Lambeturah.co.id - Menteri Dalam Negeri (Mendagri) Tito Karnavian menyoroti keberadaan tenaga honorer yang dinilai tidak produktif dan menjadi beban anggaran daerah. Dalam rapat kerja bersama Komisi II DPR RI dan para gubernur di Gedung DPR, Senayan, Jakarta, Senin (8/6/2026), Tito mengungkap masih banyak tenaga honorer yang bekerja tidak optimal.

Menurut Tito, sebagian tenaga honorer hanya datang ke kantor pada pukul 08.00 WIB dan pulang sekitar pukul 10.00 WIB. Ia menduga kondisi tersebut terjadi karena banyak honorer direkrut bukan berdasarkan kompetensi, melainkan karena kedekatan dengan kepala daerah atau tim sukses saat pemilihan.

"Untuk tenaga administrasi, sering kali tidak kompeten dan tidak memiliki kapabilitas yang memadai. Mereka bisa jadi merupakan bawaan dari pejabat atau kepala daerah sebelumnya, termasuk dari tim sukses yang kemudian dimasukkan ke lingkungan pemerintahan," kata Tito.

Ia menjelaskan, praktik perekrutan honorer yang terus berlangsung dari satu periode kepemimpinan ke periode berikutnya menyebabkan jumlah tenaga honorer semakin menumpuk. Kondisi tersebut kemudian memunculkan tuntutan dari para honorer agar diangkat menjadi aparatur sipil negara, baik sebagai Pegawai Negeri Sipil (PNS) maupun Pegawai Pemerintah dengan Perjanjian Kerja (PPPK).
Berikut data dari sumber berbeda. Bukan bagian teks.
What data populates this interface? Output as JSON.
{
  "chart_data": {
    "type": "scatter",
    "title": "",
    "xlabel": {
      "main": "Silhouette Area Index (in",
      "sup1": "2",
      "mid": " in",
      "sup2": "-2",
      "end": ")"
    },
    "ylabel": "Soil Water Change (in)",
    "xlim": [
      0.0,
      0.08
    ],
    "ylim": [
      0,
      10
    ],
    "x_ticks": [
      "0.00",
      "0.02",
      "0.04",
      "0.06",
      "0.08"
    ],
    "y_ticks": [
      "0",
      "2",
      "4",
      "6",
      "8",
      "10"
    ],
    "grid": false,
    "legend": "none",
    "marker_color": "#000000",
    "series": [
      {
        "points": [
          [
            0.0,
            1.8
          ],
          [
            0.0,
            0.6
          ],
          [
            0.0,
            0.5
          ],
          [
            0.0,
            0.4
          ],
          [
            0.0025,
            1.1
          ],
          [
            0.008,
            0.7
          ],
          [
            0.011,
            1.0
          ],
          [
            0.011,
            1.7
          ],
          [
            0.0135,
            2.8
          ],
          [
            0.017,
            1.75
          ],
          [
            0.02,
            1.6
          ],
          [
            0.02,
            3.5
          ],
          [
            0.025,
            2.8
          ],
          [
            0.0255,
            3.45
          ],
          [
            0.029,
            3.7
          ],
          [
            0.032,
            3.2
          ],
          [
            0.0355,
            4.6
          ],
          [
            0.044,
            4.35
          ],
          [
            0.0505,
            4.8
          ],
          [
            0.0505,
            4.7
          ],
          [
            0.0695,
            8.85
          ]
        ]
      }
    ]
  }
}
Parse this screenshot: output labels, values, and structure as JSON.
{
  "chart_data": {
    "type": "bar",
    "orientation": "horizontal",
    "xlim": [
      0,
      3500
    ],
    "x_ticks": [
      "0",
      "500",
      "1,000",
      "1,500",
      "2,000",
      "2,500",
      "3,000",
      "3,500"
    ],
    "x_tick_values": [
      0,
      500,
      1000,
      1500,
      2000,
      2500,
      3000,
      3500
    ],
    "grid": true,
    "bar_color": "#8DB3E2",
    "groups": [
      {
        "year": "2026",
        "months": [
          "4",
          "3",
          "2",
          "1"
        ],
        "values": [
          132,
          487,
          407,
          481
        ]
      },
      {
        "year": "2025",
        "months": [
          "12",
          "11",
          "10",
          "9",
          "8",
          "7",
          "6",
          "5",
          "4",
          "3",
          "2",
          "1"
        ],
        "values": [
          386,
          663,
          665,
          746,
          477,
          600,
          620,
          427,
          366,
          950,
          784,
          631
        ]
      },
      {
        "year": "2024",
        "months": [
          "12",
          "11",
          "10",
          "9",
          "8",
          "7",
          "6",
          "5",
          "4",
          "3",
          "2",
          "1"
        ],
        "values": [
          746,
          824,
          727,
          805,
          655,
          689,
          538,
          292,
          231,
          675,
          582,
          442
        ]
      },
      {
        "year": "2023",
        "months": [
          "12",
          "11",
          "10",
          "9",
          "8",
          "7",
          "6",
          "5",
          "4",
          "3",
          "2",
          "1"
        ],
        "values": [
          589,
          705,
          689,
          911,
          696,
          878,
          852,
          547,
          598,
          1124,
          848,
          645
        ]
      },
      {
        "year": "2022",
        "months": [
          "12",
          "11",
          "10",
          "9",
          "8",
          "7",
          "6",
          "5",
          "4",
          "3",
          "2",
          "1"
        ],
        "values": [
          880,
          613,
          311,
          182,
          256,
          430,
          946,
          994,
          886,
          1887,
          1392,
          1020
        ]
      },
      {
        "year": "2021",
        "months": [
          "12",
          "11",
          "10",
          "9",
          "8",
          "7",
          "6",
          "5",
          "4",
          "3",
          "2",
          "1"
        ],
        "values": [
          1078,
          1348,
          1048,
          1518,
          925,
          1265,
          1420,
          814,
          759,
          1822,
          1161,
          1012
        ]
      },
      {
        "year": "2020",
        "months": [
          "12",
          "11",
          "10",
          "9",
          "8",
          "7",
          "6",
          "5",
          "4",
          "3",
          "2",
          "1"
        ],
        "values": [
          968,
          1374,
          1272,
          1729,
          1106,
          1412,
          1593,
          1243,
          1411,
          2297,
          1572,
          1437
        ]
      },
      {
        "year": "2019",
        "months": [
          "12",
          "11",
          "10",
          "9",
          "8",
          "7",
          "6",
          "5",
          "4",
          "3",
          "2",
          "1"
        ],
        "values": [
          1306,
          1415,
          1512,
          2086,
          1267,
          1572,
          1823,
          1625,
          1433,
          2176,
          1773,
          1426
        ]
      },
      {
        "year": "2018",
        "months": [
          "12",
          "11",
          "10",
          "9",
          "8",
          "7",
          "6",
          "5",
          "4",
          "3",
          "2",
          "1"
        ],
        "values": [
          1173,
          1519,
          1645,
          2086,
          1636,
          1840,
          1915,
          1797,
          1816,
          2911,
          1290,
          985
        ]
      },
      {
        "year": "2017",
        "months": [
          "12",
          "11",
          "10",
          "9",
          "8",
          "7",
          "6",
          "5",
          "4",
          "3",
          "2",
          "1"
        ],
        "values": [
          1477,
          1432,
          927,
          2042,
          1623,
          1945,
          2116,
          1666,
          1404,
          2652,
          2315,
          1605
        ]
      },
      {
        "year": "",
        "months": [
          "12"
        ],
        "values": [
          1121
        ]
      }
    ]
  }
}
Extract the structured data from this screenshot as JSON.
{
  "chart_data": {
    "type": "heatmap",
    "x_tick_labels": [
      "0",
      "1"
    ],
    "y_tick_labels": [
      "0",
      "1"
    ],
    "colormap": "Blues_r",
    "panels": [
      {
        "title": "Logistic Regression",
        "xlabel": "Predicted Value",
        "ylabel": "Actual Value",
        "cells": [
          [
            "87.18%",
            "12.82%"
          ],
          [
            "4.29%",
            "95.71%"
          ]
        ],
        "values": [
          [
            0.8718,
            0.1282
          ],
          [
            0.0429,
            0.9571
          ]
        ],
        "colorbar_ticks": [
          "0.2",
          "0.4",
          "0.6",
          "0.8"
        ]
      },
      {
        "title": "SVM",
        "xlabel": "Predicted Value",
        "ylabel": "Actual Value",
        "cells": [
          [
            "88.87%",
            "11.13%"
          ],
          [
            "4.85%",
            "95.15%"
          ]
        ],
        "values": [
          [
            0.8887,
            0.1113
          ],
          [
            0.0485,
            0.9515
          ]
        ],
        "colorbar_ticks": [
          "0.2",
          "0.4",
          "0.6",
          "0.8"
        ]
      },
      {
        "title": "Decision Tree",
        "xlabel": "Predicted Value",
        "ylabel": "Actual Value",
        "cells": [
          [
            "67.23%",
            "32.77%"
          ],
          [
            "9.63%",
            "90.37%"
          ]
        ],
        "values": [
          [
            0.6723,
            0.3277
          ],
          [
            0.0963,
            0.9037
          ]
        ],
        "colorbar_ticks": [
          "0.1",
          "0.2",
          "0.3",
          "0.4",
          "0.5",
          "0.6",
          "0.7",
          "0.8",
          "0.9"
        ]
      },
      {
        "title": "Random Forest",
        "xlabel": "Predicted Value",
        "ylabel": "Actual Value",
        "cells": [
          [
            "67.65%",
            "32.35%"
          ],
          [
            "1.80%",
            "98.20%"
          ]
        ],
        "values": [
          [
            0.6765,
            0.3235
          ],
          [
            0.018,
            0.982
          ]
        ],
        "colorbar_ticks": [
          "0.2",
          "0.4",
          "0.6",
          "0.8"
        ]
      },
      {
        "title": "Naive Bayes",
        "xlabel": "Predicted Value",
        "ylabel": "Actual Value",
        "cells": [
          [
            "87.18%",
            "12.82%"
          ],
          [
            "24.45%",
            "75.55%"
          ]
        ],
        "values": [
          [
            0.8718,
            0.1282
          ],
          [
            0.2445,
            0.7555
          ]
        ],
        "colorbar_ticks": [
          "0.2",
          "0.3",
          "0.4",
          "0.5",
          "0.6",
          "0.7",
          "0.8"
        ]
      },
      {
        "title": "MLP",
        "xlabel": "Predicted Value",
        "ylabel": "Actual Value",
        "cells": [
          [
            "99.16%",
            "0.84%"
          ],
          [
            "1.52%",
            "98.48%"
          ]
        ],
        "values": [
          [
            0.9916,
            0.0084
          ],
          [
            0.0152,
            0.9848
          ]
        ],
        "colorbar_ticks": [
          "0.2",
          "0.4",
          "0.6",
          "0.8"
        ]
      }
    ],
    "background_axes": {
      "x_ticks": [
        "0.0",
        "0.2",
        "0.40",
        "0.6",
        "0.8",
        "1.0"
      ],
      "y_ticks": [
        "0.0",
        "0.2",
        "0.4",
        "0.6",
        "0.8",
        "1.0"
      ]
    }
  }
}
Tito mengatakan pemerintah pada akhirnya berupaya mengakomodasi aspirasi tersebut melalui mekanisme seleksi. Namun, langkah itu turut menambah beban belanja pegawai yang harus ditanggung oleh Anggaran Pendapatan dan Belanja Daerah (APBD).

"Karena jumlahnya terus bertambah dan banyak aksi demonstrasi yang menuntut kejelasan status, akhirnya pemerintah memberikan jalan melalui proses seleksi. Namun konsekuensinya, anggaran daerah juga harus menanggung biaya pegawai tersebut," ujarnya.

Oleh karena itu, Tito kembali menegaskan larangan perekrutan tenaga honorer baru di seluruh daerah. Ia meminta kepala daerah mematuhi kebijakan moratorium tenaga honorer yang telah diberlakukan pemerintah.

Menurutnya, salah satu langkah untuk menjaga kesehatan fiskal daerah adalah menahan penambahan pegawai baru, terutama tenaga honorer yang tidak memiliki kebutuhan mendesak.

"Tidak boleh ada rekrutmen tenaga honorer baru. Moratorium tenaga honorer harus dijalankan dengan tegas oleh seluruh kepala daerah," tegas Tito.

Meski demikian, Tito mengakui bahwa tenaga kerja dengan keahlian khusus, seperti guru dan tenaga kesehatan, masih memiliki peran penting dalam mendukung pelayanan publik. Namun untuk posisi administrasi yang tidak didasarkan pada kebutuhan dan kompetensi, pemerintah daerah diminta lebih selektif agar tidak membebani anggaran di masa mendatang.